Since my last post on estimating the size of the Long Tail, there's
been some more useful discussion of the book tail in particular. Books
are one of the toughest industries to analyze, in part because the
industry is so archaic and good data is so hard to come by. But it is
in sclerotic industries where the Long Tail potential is often largest,
so it's worth rolling up the sleeves and digging a bit further into
what we know.
The two big statistical questions are:
1) How long is the book tail?
2) How big is it (as a proportion of total book sales), or might it become?
Let's start with the first. Nat Torkington at O'Reilly has an interesting post on the economics of the book business
that includes some some stats about the head-heavy nature of the book
industry (the comments on that post are worth reading, too; especially
Peter K's). Here's the important one:
93% of all ISBN's sold fewer than 1,000 units and accounted for 13% of all sales. (By comparison, in the
tech book market 85% of titles make up 10% of sales.)
So
does that mean that the book tail is only 13% of the business? Well, we
generally define the dividing line between head and tail as the average
inventory of the largest offline distributor in a market. In this
case, that's a large Barnes and Noble superstore, which carries about
100,000 books. According to Nielsen Bookscan, 1.2m titles sold at least
one copy last year, so that 100,000 is about 8% of the total books that
are actually in the market. This means that 92% of the books in the
market aren't in a B&N superstore, which also happens to correspond
to the number of book that sell fewer than 1,000 units (above).

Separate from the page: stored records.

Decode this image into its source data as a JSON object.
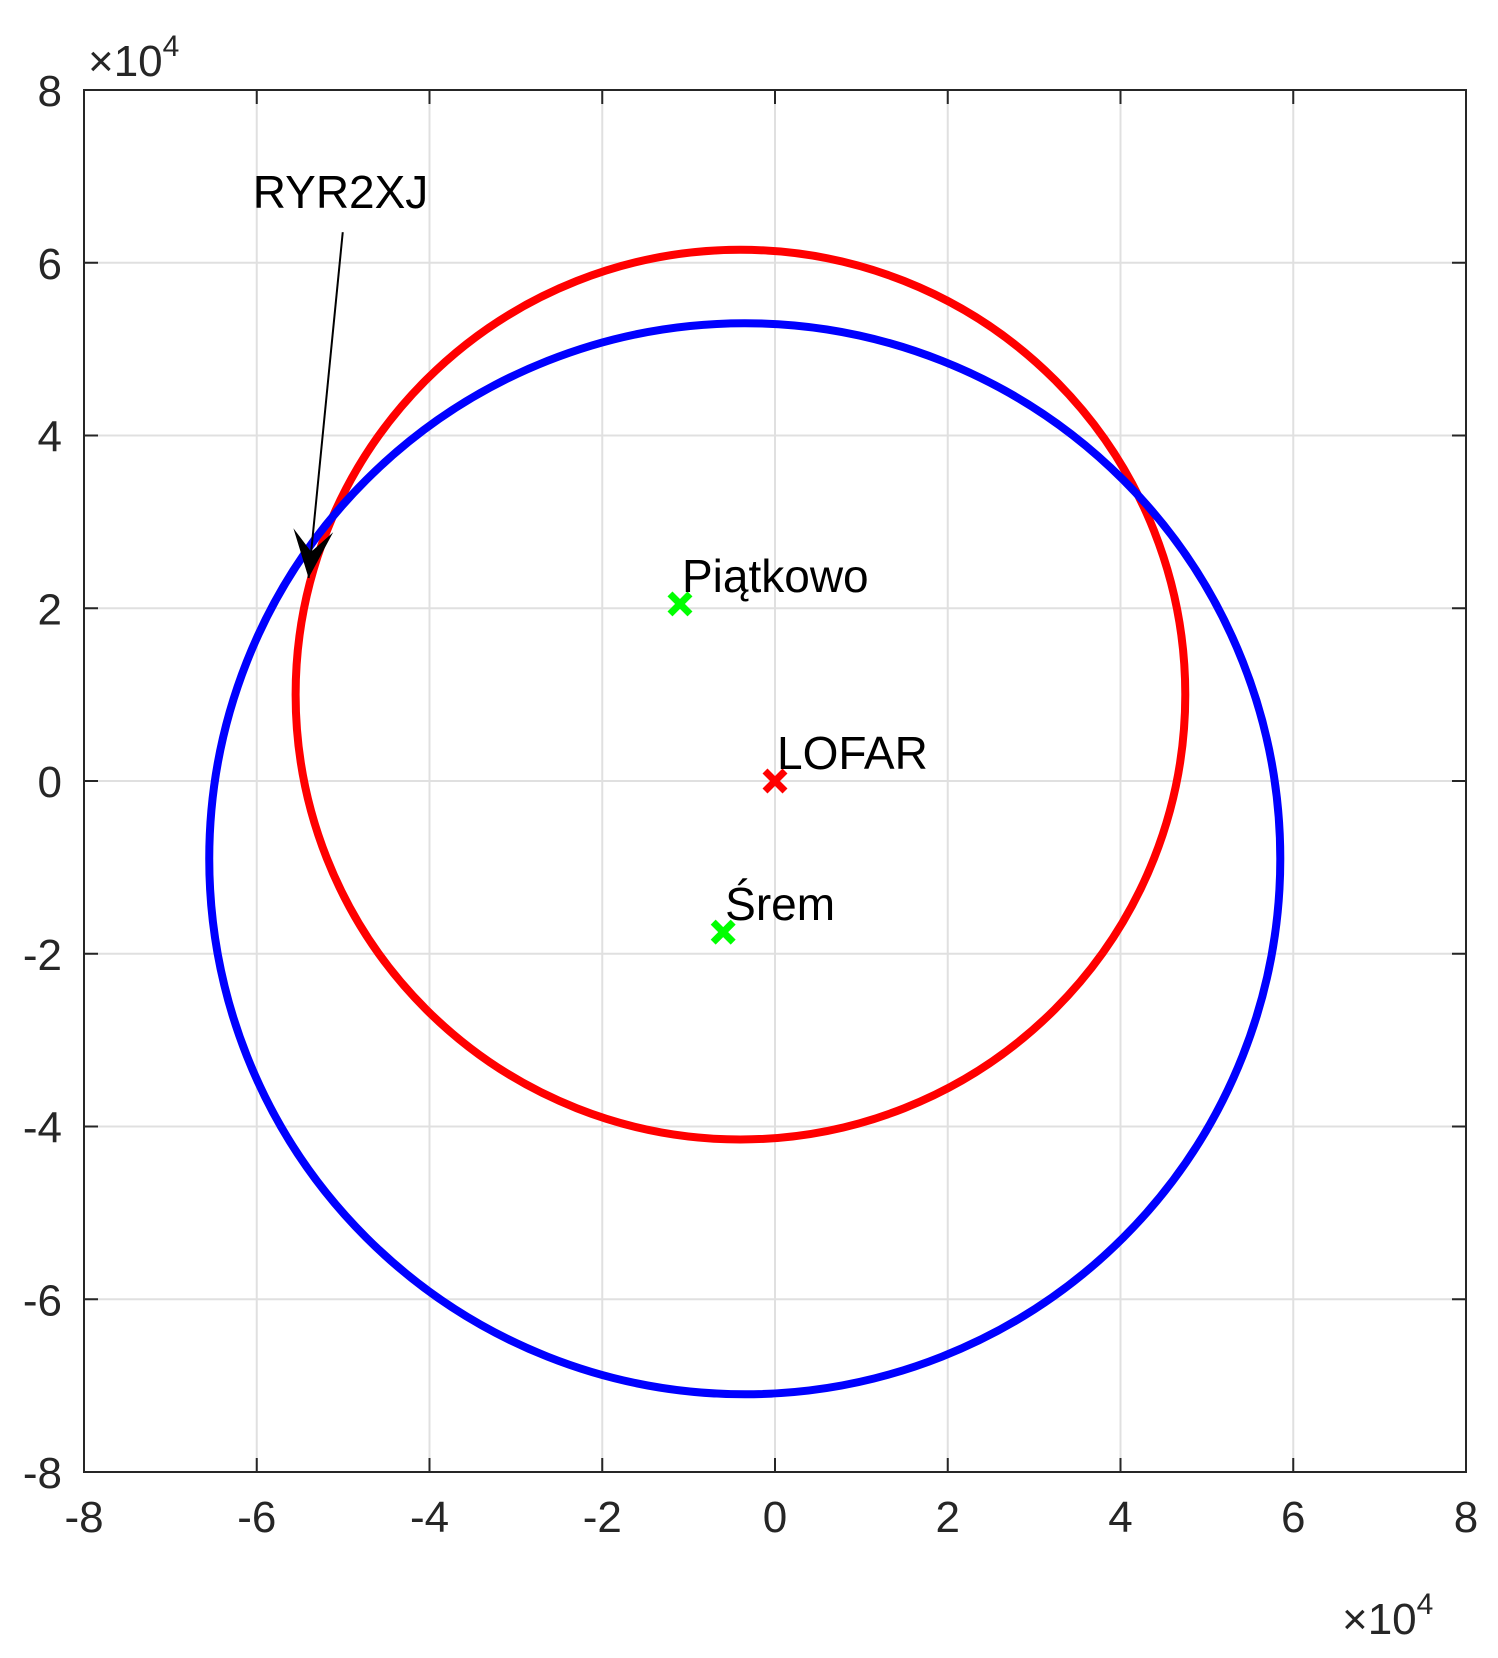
{
  "chart_data": {
    "type": "line",
    "xlim": [
      -8,
      8
    ],
    "ylim": [
      -8,
      8
    ],
    "x_ticks": [
      "-8",
      "-6",
      "-4",
      "-2",
      "0",
      "2",
      "4",
      "6",
      "8"
    ],
    "y_ticks": [
      "-8",
      "-6",
      "-4",
      "-2",
      "0",
      "2",
      "4",
      "6",
      "8"
    ],
    "x_multiplier": {
      "base": "×10",
      "exponent": "4"
    },
    "y_multiplier": {
      "base": "×10",
      "exponent": "4"
    },
    "grid": true,
    "series": [
      {
        "color": "#ff0000",
        "shape": "ellipse",
        "cx": -0.4,
        "cy": 1.0,
        "rx": 5.15,
        "ry": 5.15,
        "width": 8
      },
      {
        "color": "#0000ff",
        "shape": "ellipse",
        "cx": -0.35,
        "cy": -0.9,
        "rx": 6.2,
        "ry": 6.2,
        "width": 8
      }
    ],
    "points": [
      {
        "label": "Piątkowo",
        "x": -1.1,
        "y": 2.05,
        "color": "#00ff00"
      },
      {
        "label": "LOFAR",
        "x": 0.0,
        "y": 0.0,
        "color": "#ff0000"
      },
      {
        "label": "Śrem",
        "x": -0.6,
        "y": -1.75,
        "color": "#00ff00"
      }
    ],
    "annotations": [
      {
        "text": "RYR2XJ",
        "arrow_from": [
          -6.0,
          6.4
        ],
        "arrow_to": [
          -5.4,
          2.35
        ]
      }
    ]
  }
}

If that were the end of the story, I'd be comfortable sizing the
Tail of books at 13% of the business. But it's not. The data above
comes from Nielsen Bookscan, which only tracks new book sales. Yet used books represent 8.4% of the overall business.

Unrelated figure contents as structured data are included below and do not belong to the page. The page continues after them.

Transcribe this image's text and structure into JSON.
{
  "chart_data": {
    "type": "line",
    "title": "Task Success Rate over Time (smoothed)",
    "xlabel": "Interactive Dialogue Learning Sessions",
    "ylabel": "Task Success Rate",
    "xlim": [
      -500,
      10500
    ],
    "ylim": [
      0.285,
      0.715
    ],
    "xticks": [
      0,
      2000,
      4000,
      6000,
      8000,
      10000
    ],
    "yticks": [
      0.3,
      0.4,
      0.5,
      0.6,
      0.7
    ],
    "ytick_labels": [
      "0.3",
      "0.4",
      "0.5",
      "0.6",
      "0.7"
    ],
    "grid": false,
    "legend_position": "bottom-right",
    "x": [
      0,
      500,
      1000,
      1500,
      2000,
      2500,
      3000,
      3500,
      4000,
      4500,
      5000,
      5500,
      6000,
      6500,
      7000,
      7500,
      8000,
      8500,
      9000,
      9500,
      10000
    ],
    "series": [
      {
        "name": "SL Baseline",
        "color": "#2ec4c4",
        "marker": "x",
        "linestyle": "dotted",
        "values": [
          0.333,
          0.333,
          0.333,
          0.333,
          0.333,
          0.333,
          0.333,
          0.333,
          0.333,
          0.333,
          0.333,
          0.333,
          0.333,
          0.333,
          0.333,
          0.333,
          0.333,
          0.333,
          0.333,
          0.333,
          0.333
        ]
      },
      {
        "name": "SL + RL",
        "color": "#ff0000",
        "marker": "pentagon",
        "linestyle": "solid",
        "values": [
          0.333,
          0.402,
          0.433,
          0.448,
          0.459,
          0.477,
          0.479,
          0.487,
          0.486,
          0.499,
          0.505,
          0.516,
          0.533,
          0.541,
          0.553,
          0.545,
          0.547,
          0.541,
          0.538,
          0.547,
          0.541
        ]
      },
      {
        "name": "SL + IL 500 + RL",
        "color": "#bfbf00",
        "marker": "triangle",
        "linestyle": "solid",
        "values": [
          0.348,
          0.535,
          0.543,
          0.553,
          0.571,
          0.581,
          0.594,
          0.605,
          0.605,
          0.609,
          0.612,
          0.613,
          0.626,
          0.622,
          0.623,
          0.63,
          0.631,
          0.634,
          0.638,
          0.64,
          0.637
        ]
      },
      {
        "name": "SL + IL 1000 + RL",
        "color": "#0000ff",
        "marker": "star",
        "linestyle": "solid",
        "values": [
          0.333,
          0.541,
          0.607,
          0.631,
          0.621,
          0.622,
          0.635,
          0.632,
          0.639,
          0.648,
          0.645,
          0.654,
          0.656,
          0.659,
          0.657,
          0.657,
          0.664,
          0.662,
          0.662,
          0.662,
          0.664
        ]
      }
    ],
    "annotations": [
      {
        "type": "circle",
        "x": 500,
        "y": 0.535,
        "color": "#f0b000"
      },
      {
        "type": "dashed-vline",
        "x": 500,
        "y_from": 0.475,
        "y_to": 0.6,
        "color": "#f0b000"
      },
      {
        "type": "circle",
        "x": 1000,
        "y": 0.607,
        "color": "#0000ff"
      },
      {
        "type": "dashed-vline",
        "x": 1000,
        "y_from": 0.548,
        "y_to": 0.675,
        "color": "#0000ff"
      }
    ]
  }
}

Most of that is still textbooks, but the online side, which is heavily
focused on the Long Tail (especially out-of-print titles), is the
fastest growing part and now represents more than a quarter of the
business. At current growth rates, that will be a half in a few years.
Including used books, my best guess of the business right now is
sales of titles not available in a B&N superstore represent about
15%-16% of the total business--the 13% of new sales, plus another 2%-3%
for used sales. (That's for the industry as a whole; for online
retailers such as Amazon, it's higher--between 20% and 30%--as previously discussed.)
But that's going to rise, as more previously unavailable books become available again. As Tim O'Reilly notes in this
fascinating post, the number of out-of-print titles is huge. There are
32m unique books out there, of which only 4% are in print. The picture
looks like this:
Until recently, when a book went out of print, it was essentially
unavailable. But now, between all those now-online used bookstores, print-on-demand
and the book-scanning efforts of Google, Yahoo, Amazon, Microsoft, the Internet Archive
and others, the concept of letting a book disappear is itself going
away. Out of print is out of style. And those older books that are now
becoming available again will make up a growing part of the tail's volume.
(BTW, the robots that do the scanning are very cool. Check out the video here)
So now we have the beginnings of an answer to our two questions:
Q: How long is the book tail?
A: About 31,900,000 titles long.
Q: How big is it (as a proportion of total book sales), or might it become?
A: Today: about 15%. Tomorrow: more.